ASP.NET 2.0 Providers Toolkit

So it has been a long while since I last blogged. I have been buried under a project and am just now lifting my head back above the water. In the interim, the ASP.NET team has just released the first of a set of providers for ASP.NET 2.0. The first one is the Access provider (in source form and under a Shared Source license), and it will be followed by providers for SQL Server, SQL Express, and Windows AD.  All good stuff.

Also, I'm looking forward to the kick off of OSCON tomorrow in my home town of Portland, OR.  It should be a great show as usual and I'm glad to be a sponsor again this year. I'll be writing about what I see and hear at the show.

Comments (1)

  1. Wesley Parish says:

    Good to see you back posting! I was afraid we’d scared you off! 😉

    The major two questions I’ve got about the ASP.NET providers you’re releasing is, the source code license you’re releasing it under – is it business-friendly and GPL-compatible? And the SQL-Server ASP.NET provider – is that a generic SQL provider, or is it a strictly MS SQL-Server provider?

    Or to put it another way, Microsoft has been making noises recently about becoming more compatible, and demanding Open Source Software be more compatible with Microsoft, etc … not that anyone actually believes what Microsoft top brass say any more. We’re looking at what Microsoft’s own development teams actually produce – that’s where the rubber hits the road.

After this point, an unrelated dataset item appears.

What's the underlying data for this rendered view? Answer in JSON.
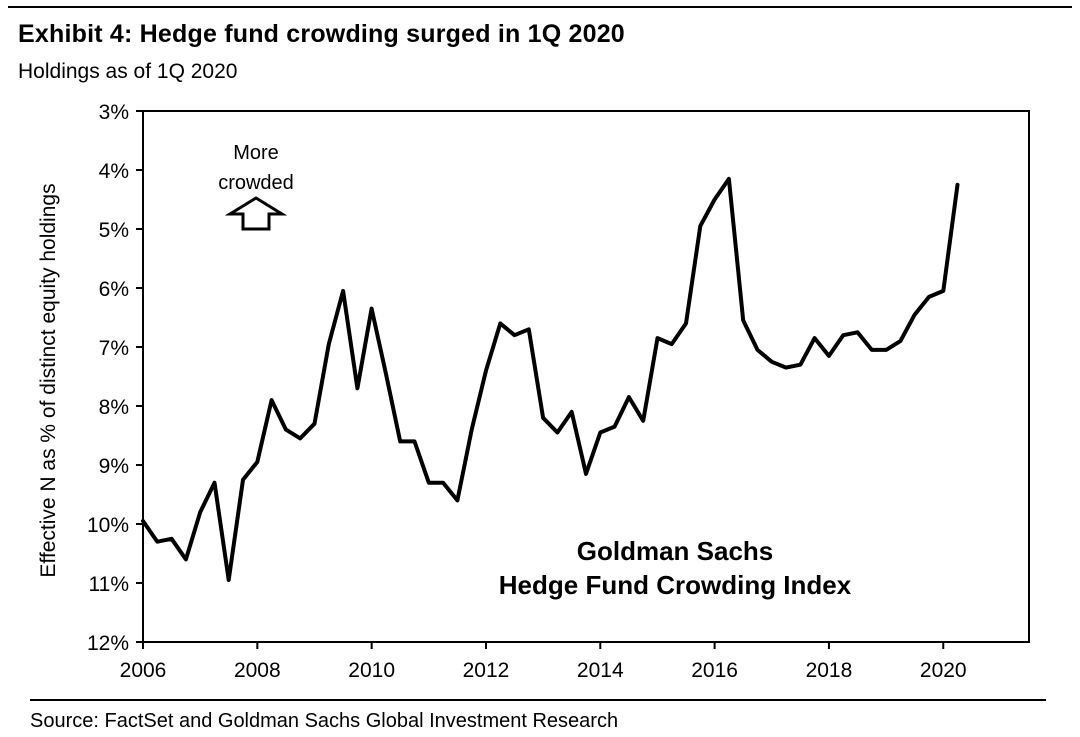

    And with a huge number of web-sites dependent on MySQL, those of us responsible for running (setting up, maintaining, altering, bugfixing) [LWS]AMP web-sites through a Windows front-end, are wondering if Microsoft still doesn’t trust its tyres on the public roads.

    (OOPS! I’ve just checked the license at and this:

    "(iii) that if the Licensee Software is distributed beyond Licensee’s premises or externally from Licensee’s organization, to distribute the Licensee Software containing the MS Samples pursuant to an end user license agreement (which may be "break-the-seal", "click-wrap" or signed), with terms no less protective than those contained in this EULA".

    What on earth were the lawyers who drew these license terms up, smoking? If the software concerned is part of a network-enabled server package designed to be accessible to the general public via the Internet, then none of those terms can apply. Shrinkwrap doesn’t scale to the Internet, sorry.

    This whole issue of network-accessible software, etc, has been through the FSF etc, and been thoroughly argued on both sides of the question. So no one can plead ignorance.)